Many items have obsolescence designed into them. It's almost as if the manufacturers don't want you to fix the things you buy, preferring you to throw it in the skip when it goes wrong and buy a new one. Which is why, on October 1, the EU brought in new "right to repair" legislation.
This stops manufacturers making products, especially white goods, which are impossible to repair because the parts aren't widely available. Campaigners say the legislation doesn't go far enough, because it only makes provision for professional repairers, not the consumers themselves, to be able to get hold of the necessary parts.
But it's certainly a step in the right direction.
While there are many jobs that the average person wouldn't dream of tackling, there is a lot that they can do with items such as furniture, bikes, clothing and toys, and the Levenshulme Repair Cafe is all about teaching people those skills as well as fixing their broken stuff.
Thanks to the activism of the likes of Greta Thunberg and Extinction Rebellion, we're becoming more aware that the fight against climate change is fought on several fronts: through legislation and action at Government level and via our own, smaller-scale, but no less important, efforts at home.
Just like people did in the 1970s and 1980s, with their string bags and shopping trolleys, before disposable consumer culture took hold.
What else could we learn from those days?

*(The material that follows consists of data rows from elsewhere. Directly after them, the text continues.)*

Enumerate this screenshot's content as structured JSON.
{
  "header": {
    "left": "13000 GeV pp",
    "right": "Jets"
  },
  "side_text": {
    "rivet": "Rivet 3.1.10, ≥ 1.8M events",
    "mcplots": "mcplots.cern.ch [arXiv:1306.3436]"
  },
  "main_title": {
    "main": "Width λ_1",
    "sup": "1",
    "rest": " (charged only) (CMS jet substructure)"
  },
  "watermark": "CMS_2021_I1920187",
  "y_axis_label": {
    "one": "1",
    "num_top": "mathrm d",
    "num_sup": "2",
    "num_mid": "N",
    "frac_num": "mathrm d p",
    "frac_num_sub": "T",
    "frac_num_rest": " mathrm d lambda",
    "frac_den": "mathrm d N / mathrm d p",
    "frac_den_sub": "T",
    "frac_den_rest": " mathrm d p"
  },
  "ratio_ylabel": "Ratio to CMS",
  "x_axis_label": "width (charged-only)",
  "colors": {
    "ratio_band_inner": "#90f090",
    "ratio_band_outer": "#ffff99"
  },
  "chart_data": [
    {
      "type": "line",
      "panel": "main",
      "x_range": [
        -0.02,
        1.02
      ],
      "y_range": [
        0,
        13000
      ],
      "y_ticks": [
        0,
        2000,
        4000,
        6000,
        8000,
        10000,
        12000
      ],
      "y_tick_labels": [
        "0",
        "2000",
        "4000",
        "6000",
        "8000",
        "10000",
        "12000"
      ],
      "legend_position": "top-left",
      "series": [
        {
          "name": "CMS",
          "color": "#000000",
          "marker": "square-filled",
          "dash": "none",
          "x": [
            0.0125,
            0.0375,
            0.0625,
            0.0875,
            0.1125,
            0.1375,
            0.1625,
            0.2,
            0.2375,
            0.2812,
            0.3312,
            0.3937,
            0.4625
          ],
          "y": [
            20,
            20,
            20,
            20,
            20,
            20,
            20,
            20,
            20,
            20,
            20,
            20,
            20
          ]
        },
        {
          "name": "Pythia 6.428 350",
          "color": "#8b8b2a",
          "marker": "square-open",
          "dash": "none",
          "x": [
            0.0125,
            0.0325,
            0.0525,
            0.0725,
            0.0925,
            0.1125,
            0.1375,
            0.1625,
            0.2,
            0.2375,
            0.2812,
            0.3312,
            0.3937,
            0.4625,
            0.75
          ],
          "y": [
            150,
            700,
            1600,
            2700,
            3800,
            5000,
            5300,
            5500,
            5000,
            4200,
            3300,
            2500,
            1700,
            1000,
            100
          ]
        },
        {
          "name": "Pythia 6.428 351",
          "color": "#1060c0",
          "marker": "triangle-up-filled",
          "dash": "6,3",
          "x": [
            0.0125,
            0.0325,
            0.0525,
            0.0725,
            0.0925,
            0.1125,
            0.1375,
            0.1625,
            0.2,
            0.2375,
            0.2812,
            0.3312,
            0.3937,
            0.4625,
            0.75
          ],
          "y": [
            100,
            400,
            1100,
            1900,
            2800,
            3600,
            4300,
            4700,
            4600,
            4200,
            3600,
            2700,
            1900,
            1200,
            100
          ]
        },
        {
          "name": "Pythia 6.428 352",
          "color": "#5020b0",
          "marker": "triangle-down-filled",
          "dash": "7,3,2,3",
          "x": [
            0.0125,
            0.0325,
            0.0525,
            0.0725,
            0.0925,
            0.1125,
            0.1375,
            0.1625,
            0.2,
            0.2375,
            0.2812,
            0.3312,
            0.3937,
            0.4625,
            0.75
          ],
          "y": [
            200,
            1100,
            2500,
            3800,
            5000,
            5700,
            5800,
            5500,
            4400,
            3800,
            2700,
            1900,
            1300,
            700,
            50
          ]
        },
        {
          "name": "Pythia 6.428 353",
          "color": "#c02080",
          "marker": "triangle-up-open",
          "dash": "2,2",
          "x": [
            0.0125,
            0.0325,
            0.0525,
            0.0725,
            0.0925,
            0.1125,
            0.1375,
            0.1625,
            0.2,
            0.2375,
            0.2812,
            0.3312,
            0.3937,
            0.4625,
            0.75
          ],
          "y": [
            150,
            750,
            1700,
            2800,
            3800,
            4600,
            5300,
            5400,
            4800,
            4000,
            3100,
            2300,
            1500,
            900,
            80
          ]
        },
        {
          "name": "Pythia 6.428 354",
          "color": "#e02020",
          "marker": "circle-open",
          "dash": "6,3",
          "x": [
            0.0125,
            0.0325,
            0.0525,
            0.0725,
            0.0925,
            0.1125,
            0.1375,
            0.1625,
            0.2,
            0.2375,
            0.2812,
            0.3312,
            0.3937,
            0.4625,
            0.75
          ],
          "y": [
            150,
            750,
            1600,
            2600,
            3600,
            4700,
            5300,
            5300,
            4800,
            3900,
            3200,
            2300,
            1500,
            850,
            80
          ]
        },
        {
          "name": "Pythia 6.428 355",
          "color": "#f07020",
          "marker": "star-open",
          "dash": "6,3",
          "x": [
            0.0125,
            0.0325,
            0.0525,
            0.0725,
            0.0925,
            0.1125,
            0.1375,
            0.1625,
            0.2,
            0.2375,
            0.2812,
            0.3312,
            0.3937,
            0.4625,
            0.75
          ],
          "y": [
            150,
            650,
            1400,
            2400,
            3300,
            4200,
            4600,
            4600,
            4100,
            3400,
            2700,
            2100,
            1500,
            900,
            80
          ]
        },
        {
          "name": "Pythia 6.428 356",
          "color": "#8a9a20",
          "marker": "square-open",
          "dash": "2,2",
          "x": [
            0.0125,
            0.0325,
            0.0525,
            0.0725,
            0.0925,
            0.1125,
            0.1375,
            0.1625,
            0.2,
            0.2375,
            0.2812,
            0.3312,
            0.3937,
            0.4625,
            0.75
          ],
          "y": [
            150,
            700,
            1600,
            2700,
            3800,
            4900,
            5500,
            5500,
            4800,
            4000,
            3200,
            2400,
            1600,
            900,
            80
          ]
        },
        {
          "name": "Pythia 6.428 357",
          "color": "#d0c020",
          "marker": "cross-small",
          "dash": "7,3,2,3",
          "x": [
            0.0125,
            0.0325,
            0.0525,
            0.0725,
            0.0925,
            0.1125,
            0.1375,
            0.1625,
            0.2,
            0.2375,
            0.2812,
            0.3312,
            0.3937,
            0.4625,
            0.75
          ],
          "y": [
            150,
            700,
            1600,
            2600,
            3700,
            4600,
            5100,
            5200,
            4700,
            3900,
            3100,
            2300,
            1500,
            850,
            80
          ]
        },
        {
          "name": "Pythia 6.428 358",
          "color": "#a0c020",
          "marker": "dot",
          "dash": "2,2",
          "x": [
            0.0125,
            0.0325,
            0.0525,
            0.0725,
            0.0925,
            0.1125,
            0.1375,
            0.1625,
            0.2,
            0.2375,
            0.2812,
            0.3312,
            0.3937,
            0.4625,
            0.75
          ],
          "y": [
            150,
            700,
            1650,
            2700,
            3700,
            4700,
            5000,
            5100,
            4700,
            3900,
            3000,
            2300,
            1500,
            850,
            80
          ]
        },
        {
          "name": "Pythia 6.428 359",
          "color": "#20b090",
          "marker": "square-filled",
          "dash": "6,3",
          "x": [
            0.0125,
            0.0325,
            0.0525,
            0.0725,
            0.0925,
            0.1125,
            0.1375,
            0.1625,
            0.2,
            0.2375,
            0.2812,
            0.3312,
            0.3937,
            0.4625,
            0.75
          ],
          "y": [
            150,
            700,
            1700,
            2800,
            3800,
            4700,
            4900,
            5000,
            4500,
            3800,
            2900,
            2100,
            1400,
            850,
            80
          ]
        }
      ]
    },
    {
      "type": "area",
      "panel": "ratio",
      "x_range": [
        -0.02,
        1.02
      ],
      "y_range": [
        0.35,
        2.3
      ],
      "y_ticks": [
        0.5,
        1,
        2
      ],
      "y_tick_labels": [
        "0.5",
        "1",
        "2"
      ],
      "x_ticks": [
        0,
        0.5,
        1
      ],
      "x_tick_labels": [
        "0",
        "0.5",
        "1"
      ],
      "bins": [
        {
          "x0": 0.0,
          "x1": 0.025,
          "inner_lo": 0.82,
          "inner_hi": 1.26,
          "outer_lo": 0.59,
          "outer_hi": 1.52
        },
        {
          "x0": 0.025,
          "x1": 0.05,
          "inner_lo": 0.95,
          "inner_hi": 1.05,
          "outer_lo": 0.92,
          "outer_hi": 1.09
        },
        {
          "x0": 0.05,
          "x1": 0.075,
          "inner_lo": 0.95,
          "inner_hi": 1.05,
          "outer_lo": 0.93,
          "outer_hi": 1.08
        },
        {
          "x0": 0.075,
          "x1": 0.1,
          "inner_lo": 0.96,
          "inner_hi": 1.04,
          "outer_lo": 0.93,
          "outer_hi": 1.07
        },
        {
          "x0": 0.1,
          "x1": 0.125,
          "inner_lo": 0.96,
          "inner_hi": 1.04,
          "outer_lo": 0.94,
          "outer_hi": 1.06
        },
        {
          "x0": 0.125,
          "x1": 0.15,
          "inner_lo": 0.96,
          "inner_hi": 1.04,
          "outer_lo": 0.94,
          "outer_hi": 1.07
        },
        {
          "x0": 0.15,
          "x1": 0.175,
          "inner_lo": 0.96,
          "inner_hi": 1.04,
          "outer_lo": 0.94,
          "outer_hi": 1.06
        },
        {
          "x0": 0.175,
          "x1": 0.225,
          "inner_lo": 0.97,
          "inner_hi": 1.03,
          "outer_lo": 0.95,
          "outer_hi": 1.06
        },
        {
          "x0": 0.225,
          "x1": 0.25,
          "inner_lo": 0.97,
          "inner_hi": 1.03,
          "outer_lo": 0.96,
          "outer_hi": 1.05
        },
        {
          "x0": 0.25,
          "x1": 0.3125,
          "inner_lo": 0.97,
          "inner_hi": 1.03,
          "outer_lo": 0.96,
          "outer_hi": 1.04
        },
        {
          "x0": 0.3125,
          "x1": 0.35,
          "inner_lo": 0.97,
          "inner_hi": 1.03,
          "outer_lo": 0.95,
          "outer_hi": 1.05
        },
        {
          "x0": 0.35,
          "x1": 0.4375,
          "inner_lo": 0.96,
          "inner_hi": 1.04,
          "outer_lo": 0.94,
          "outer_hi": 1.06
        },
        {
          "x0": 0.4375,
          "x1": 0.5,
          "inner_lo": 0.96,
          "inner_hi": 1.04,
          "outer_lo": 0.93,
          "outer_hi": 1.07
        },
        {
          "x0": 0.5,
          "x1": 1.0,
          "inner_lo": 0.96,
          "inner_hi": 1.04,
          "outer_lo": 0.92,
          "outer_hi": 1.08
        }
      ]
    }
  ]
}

How about using a lot more glass?
Mark Hall works at York-based Business Waste and he's positively evangelical about bottles. He waxes poetic about the days when milk used to be delivered in glass bottles - not plastic cartons - and after using it you'd wash out the bottle, put it on the step and the milkman would collect and reuse it.
Hands up if you're old enough to remember the bottle deposit scheme? This was when you bought a bottle of soft drink from a local shop and there would be a few pence extra charge, which was refunded when you took the empty back to the shop.

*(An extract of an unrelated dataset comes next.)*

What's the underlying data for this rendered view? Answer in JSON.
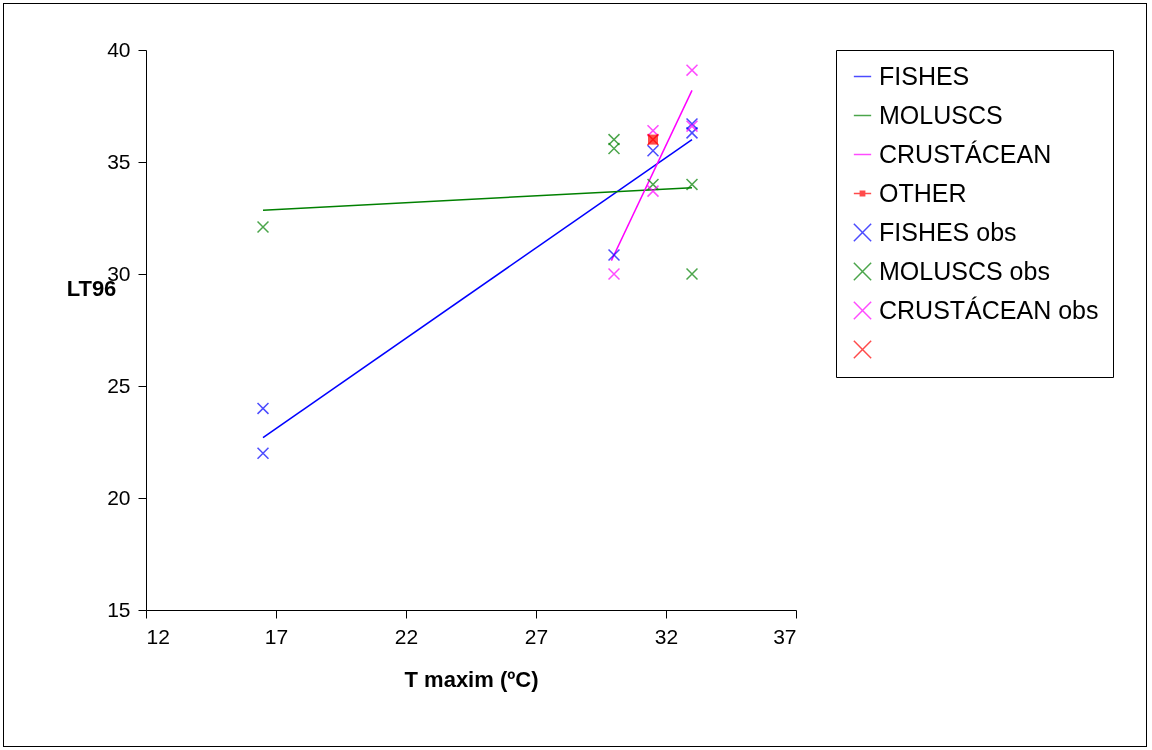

It was a much better system than having all these plastic bottles that get dumped in hedgerows, or landfill sites.
Even if adults couldn't be bothered to take bottles back to the shop, it was quite a lucrative business for kids, collecting empties and taking them back and making extra pocket money.
Incentivising recycling always has positive effects. Many years ago, I visited Osaka in Japan and went to a bar that sold beer in cans. When you'd finished you put your empty can in a slot in a huge one-armed bandit, pulled the handle and, if you got a winning combination on the reels, you won a free beer.
There are a lot of lessons we can learn from the previous generation that tick boxes when it comes to making choices for a more sustainable future.
A lot of them - fixing up broken things, repairing clothes, deposits on fizzy drink bottles - might have been driven by economic, rather than ecological reasons, but the end result is the same.
And it wouldn't surprise me if there's a hipster fish-and-chip takeaway out there offering a small discount for anyone who brings in their own dishes and a tea towel to collect their food.